“Some commenters said the NRC should have launched a more thorough process for making new rules instead of simply trying to reinterpret existing rules, while others said the plan should have included a process where the public could help decide whether nuclear waste would be allowed at a particular disposal site.”
BY: TRAVIS BUBENIK | courthousenews.com Dec 17, 2020
(CN) — Federal regulators are withdrawing a nuclear waste proposal that had prompted an unusually widespread chorus of opposition, including from those who worried the plan could have led to radioactive waste being shipped to local landfills across the U.S.
The proposal centered on what’s commonly referred to as “very low-level” waste, which includes things like contaminated construction debris or soil from shuttered nuclear power plants.
Under the plan, the Nuclear Regulatory Commission would have reinterpreted rules on that kind of waste so that disposal facilities without specific licenses to handle the waste could have taken it in anyways through an exception.
The proposal sparked a wave of pushback from an unlikely alliance of state regulators, environmental groups and even a prominent company in the business of nuclear waste management.
“We regret to find ourselves in such definitive opposition to an NRC staff proposal,” the Texas-based company Waste Control Specialists wrote in formal comments to regulators in July. “We are not accustomed to being in this position.”
In a notice released Wednesday, the regulators said they would abandon the plan after receiving more than 15,000 public comments, with the “vast majority” expressing opposition.
“The NRC staff assesses that the potential main benefit of the proposed interpretive rule — the potential for fewer regulatory approvals related to disposal at an authorized disposal site — would not outweigh the costs of implementing the proposed interpretive rule,” the notice states.
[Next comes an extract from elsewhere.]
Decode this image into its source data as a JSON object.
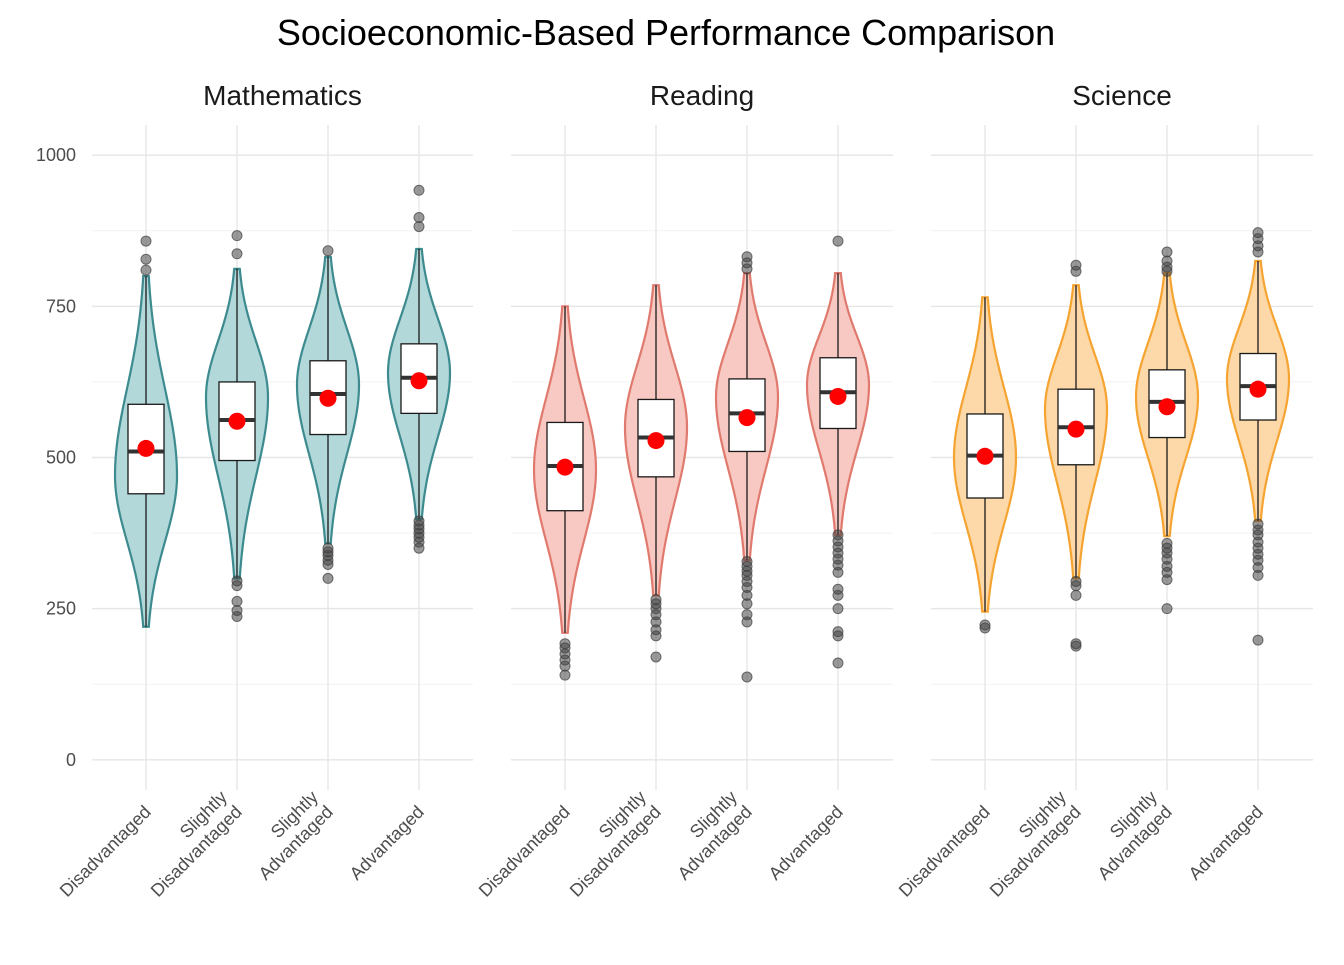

An NRC spokesperson said those costs refer to staff time the commission would have to spend on implementing the plan along with “agreement states” that would need to be brought on board, not to any alleged environmental costs.
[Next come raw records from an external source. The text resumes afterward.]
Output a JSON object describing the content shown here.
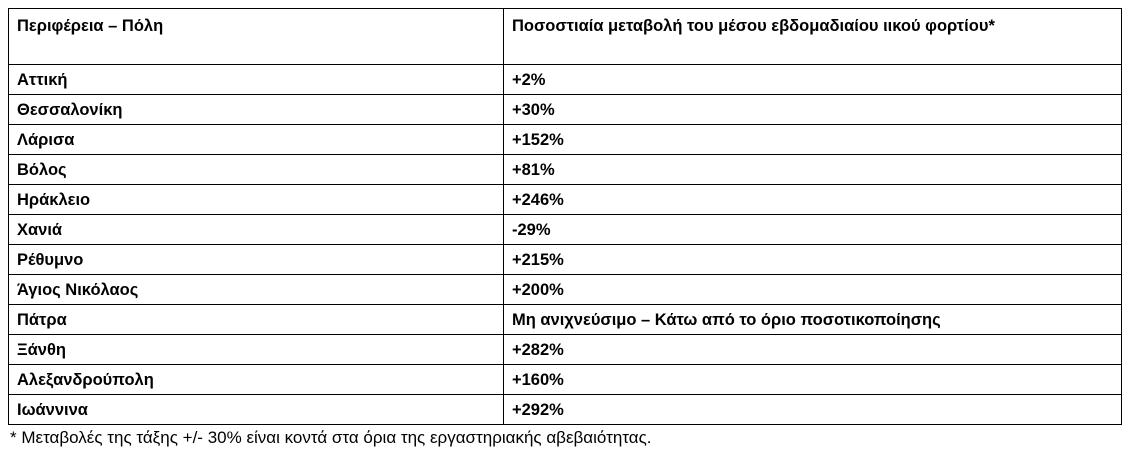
{
  "table": {
    "header": [
      "Περιφέρεια – Πόλη",
      "Ποσοστιαία μεταβολή του μέσου εβδομαδιαίου ιικού φορτίου*"
    ],
    "rows": [
      [
        "Αττική",
        "+2%"
      ],
      [
        "Θεσσαλονίκη",
        "+30%"
      ],
      [
        "Λάρισα",
        "+152%"
      ],
      [
        "Βόλος",
        "+81%"
      ],
      [
        "Ηράκλειο",
        "+246%"
      ],
      [
        "Χανιά",
        "-29%"
      ],
      [
        "Ρέθυμνο",
        "+215%"
      ],
      [
        "Άγιος Νικόλαος",
        "+200%"
      ],
      [
        "Πάτρα",
        "Μη ανιχνεύσιμο – Κάτω από το όριο ποσοτικοποίησης"
      ],
      [
        "Ξάνθη",
        "+282%"
      ],
      [
        "Αλεξανδρούπολη",
        "+160%"
      ],
      [
        "Ιωάννινα",
        "+292%"
      ]
    ]
  },
  "footnote": "* Μεταβολές της τάξης +/- 30% είναι κοντά στα όρια της εργαστηριακής αβεβαιότητας."
}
“We have strongly disputed the argument by various groups who misrepresented the proposal as deregulation of radioactive waste disposal,” spokesperson David McIntyre said. “This would not have changed anything, just made an existing case-by-case approval process more efficient.”
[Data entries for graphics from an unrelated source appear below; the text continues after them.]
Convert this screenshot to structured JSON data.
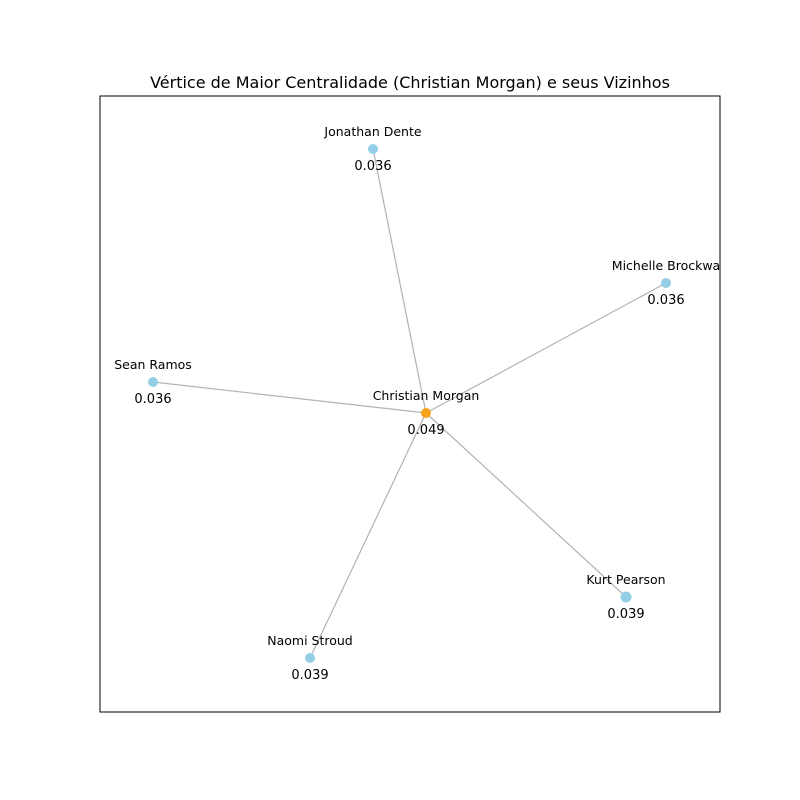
{
  "title": "Vértice de Maior Centralidade (Christian Morgan) e seus Vizinhos",
  "colors": {
    "center_node": "#f5a31a",
    "neighbor_node": "#94cde6",
    "edge": "#b3b3b3"
  },
  "center": {
    "id": "christian",
    "name": "Christian Morgan",
    "value": "0.049"
  },
  "neighbors": [
    {
      "id": "jonathan",
      "name": "Jonathan Dente",
      "value": "0.036"
    },
    {
      "id": "michelle",
      "name": "Michelle Brockwa",
      "value": "0.036"
    },
    {
      "id": "sean",
      "name": "Sean Ramos",
      "value": "0.036"
    },
    {
      "id": "kurt",
      "name": "Kurt Pearson",
      "value": "0.039"
    },
    {
      "id": "naomi",
      "name": "Naomi Stroud",
      "value": "0.039"
    }
  ]
}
Critics had urged the commission to abandon the plan for a variety of reasons, ranging from environmental fears to concerns about how reinterpreting rules could logistically complicate nuclear waste management at the state level.
In August, an official with the Texas Commission on Environmental Quality told Courthouse News the agency was opposed to the plan because it would “change everything about the way we do business in Texas.”
“We don’t see a need for change at this point,” said Ashley Forbes, deputy director of the agency’s radioactive materials division.
A TCEQ spokesperson said the agency had no comment on the plan being withdrawn.
In the notice Wednesday, federal regulators outlined the feedback they had received. Some commenters said the NRC should have launched a more thorough process for making new rules instead of simply trying to reinterpret existing rules, while others said the plan should have included a process where the public could help decide whether nuclear waste would be allowed at a particular disposal site.
Other changes to how the nation deals with the “very low-level” subset of nuclear waste could still be announced down the road. The NRC is in the midst of a years-long “scoping study” on the issue, in which regulators are exploring options for handling what is likely to be a sizable increase in nuclear waste in the years ahead as more and more nuclear power plants shut down.
“The staff will continue to monitor the external environment and seek innovations in the low-level waste regulatory program,” the NRC said in the notice Wednesday.